If you are losing hair since many years, there is a strong possibility that there is some medical condition responsible for it. Yes, it may be possible that hypothyroidism is the reason for your hair loss. It is suggested that you see our doctors, who will study your hair loss and assess your overall health. Consulting our doctors will help you understand the exact reason for your hair loss, and they will also help you with a solution.
I have been gaining weight for a long time now. I have tried many different diets that helped me to reduce weight, but after a while, I gained that weight back. Is it possible that I have hypothyroidism?
Stubborn weight gain is a very common symptom of hypothyroidism. You should look out for other symptoms such as tiredness, mood swings, dry skin, etc., that indicate hypothyroidism. You need to consult our doctors who can help you understand the reason for your weight gain and why you are not able to lose weight. They would like to study your case history, after which they would advise a simple blood test to check your thyroid hormone levels.
Myths and facts
- Only older women develop thyroid problems.
While a woman by the age of 60 has a one in five chance of developing a thyroid problem, they are not the only people who develop thyroid conditions. Women are vulnerable to thyroid conditions at any age and, in particular, during the postpartum period, but also as hormones begin to change around the late thirties. Men may also develop thyroid conditions and the symptoms do not differ much from women's experiences: weight changes, fatigue, anxiety, depression, loss of sex drive, hair loss, etc., are some of the symptoms that men with thyroid go through.
- Thyroid disease is easy to diagnose and treat.
Many people have a difficult time getting diagnosed with the thyroid disease and, even when diagnosed, they discover that the radioactive iodine or anti-thyroid drugs for hyperthyroidism have not resolved their symptoms. More often, the 'easy pill a day' treatment for hypothyroidism leaves them miserable, sick and provides no relief from the symptoms. Many innovative practitioners and millions of patients know that thyroid disease is a complex, multi-faceted condition that requires a variety of approaches to diagnose and resolve.
- Hypothyroidism will only cause a weight gain of few kilos.
While it is hard to always identify exactly how much weight gain is the direct result of hypothyroidism, reduced metabolism, reduced energy for exercise and other metabolic changes can result in a weight gain of more than 10 to 20 kilos for some people, depending on their metabolism.
- If you have a thyroid problem, you will develop goitre (enlarged thyroid).
A majority of thyroid patients will not develop goitre.

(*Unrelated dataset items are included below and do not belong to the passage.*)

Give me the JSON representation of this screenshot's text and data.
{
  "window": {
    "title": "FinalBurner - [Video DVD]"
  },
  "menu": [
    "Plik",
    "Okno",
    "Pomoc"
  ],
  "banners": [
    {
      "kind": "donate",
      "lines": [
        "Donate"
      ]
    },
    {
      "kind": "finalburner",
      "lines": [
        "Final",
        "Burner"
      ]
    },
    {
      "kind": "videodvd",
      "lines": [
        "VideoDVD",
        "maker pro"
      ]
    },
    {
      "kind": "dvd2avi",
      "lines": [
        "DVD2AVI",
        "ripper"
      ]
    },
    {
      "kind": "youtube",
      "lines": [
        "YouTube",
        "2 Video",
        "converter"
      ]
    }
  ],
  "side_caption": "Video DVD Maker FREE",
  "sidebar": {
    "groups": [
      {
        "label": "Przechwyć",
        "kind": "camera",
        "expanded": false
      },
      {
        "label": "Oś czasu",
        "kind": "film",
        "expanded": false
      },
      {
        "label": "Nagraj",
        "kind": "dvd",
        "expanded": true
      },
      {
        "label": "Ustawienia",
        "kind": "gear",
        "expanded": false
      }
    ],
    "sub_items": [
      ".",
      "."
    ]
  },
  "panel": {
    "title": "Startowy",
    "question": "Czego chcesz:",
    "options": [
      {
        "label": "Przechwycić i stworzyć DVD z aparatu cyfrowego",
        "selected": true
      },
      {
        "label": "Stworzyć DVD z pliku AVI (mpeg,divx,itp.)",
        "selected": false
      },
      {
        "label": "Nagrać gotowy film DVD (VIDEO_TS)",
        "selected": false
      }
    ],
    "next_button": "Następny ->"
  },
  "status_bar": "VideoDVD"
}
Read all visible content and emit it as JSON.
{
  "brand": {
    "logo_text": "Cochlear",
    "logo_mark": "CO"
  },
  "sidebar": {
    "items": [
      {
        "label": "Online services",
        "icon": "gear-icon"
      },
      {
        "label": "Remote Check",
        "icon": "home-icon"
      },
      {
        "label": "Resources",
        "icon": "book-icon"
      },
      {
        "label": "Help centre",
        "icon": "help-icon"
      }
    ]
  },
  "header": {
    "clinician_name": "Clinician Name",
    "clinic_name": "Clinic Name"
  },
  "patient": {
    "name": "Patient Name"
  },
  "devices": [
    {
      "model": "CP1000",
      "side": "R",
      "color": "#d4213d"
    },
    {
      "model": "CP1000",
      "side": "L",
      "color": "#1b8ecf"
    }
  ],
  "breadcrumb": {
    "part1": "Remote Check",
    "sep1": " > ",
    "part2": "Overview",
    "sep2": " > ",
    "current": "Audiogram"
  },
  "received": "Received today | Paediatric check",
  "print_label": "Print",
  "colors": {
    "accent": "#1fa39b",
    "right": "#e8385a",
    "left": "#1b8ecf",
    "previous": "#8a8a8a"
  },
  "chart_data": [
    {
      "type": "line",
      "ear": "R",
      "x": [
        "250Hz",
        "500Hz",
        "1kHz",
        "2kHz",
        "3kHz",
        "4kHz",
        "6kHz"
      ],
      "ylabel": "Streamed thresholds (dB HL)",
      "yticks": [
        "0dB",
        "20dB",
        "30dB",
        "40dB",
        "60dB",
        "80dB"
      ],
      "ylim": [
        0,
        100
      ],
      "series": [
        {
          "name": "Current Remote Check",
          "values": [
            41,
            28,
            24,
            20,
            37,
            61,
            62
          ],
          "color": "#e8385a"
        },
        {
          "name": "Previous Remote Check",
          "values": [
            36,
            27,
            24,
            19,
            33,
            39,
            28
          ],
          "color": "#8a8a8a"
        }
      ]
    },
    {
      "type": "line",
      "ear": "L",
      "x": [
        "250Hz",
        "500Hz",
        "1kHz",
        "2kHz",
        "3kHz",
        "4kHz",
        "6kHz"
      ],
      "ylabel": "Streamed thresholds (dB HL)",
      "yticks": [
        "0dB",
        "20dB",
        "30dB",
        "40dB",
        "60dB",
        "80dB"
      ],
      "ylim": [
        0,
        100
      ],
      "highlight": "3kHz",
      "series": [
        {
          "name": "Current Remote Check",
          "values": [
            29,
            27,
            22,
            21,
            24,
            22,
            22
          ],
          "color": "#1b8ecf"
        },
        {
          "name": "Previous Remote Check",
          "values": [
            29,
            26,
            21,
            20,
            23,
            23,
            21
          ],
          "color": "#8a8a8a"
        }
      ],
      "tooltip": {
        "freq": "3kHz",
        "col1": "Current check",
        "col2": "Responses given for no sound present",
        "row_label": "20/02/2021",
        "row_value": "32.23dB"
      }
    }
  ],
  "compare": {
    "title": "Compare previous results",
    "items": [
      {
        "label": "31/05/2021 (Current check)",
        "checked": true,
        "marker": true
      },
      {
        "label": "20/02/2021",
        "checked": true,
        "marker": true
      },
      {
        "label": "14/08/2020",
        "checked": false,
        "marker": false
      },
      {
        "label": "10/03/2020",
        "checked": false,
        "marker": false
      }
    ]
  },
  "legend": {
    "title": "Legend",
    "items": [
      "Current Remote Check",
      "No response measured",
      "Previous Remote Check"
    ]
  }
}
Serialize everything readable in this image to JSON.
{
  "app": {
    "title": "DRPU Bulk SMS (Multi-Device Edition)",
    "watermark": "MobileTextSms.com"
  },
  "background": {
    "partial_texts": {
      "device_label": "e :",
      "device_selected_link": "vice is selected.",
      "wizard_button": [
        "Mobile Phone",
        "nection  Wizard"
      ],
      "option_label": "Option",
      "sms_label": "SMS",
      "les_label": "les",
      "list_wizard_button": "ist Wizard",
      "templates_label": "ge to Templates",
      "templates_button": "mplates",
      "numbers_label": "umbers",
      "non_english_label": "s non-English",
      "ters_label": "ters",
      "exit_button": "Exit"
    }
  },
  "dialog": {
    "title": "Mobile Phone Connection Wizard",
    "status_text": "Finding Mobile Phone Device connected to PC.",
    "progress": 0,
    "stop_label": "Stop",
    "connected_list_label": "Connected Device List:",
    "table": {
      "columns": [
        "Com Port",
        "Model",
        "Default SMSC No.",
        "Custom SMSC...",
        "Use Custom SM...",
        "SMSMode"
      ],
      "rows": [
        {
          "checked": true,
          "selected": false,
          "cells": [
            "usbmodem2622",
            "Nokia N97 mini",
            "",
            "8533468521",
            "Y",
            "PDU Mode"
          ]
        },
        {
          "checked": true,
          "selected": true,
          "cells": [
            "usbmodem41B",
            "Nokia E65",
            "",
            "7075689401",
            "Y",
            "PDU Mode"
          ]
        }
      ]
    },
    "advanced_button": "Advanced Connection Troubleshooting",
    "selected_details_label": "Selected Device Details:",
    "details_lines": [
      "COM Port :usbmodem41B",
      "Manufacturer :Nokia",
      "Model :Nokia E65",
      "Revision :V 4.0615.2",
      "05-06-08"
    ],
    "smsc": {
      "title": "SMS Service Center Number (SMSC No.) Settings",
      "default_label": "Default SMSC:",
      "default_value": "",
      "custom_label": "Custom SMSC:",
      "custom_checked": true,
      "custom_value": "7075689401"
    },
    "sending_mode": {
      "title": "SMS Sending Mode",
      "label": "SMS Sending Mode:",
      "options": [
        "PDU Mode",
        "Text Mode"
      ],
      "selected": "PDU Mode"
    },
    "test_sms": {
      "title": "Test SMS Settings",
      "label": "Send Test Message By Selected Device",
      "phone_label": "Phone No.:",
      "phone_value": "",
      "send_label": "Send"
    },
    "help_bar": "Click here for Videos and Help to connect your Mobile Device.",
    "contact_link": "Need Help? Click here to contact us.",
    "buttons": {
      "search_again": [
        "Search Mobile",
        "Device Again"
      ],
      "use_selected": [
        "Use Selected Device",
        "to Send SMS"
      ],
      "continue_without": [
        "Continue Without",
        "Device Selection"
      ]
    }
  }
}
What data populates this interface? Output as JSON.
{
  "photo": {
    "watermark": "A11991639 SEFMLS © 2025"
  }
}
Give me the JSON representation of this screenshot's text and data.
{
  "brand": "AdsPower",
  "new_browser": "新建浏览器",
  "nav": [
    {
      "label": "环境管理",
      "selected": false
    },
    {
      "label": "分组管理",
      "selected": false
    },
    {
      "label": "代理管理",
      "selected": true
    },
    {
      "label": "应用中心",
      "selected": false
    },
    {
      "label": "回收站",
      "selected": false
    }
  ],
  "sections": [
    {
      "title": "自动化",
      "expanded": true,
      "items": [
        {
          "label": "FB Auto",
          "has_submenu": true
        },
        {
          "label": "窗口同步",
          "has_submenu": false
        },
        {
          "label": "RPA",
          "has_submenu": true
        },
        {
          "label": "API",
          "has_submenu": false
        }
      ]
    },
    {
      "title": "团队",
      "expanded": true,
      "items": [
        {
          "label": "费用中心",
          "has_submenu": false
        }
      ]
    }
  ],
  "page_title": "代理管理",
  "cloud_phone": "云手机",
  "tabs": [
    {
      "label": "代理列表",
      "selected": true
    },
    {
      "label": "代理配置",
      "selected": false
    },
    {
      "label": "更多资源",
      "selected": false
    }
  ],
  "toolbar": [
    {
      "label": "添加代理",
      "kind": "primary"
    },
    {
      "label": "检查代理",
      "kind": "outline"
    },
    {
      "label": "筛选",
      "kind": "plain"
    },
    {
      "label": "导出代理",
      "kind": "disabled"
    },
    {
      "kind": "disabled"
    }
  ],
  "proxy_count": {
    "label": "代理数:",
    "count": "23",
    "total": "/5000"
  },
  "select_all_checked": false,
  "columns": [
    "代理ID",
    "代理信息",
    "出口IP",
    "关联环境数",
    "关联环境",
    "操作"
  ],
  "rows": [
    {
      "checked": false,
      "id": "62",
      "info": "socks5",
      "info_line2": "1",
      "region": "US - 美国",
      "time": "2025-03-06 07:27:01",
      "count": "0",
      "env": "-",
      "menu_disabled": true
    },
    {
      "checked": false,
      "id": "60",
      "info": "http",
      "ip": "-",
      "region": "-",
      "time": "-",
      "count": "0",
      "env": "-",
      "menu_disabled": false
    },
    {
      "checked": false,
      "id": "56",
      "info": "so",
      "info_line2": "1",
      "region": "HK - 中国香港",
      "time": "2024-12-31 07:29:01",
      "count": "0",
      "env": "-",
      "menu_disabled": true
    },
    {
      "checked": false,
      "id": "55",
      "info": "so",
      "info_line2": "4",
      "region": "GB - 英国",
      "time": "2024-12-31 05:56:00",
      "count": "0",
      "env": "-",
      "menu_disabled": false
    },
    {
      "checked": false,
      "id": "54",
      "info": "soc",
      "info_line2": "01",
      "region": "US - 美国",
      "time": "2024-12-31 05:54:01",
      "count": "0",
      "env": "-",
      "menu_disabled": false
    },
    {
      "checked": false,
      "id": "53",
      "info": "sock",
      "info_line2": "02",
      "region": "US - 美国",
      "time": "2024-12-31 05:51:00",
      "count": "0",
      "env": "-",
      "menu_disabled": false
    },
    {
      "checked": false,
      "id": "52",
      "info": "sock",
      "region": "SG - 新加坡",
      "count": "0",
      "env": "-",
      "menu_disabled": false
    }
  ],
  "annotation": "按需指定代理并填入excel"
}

- A lump or nodule in the thyroid means you have thyroid cancer.
Actually, only 5% thyroid nodules are cancerous. Various diagnostic procedures can evaluate whether your nodule or lump is one of the rare, cancerous lumps.
- You will not have hypothyroidism symptoms unless your TSH is significantly elevated.
While some less enlightened practitioners believe that there are no symptoms unless the TSH is significantly elevated, many patients report significant symptoms at high-normal TSH levels, or at elevated levels in the 6.0 to 10.0 range. Researchers have also found that not treating even mild or subclinical hypothyroidism in the range under a TSH of 10.0 puts you at a risk of several conditions, including heart disease and high cholesterol.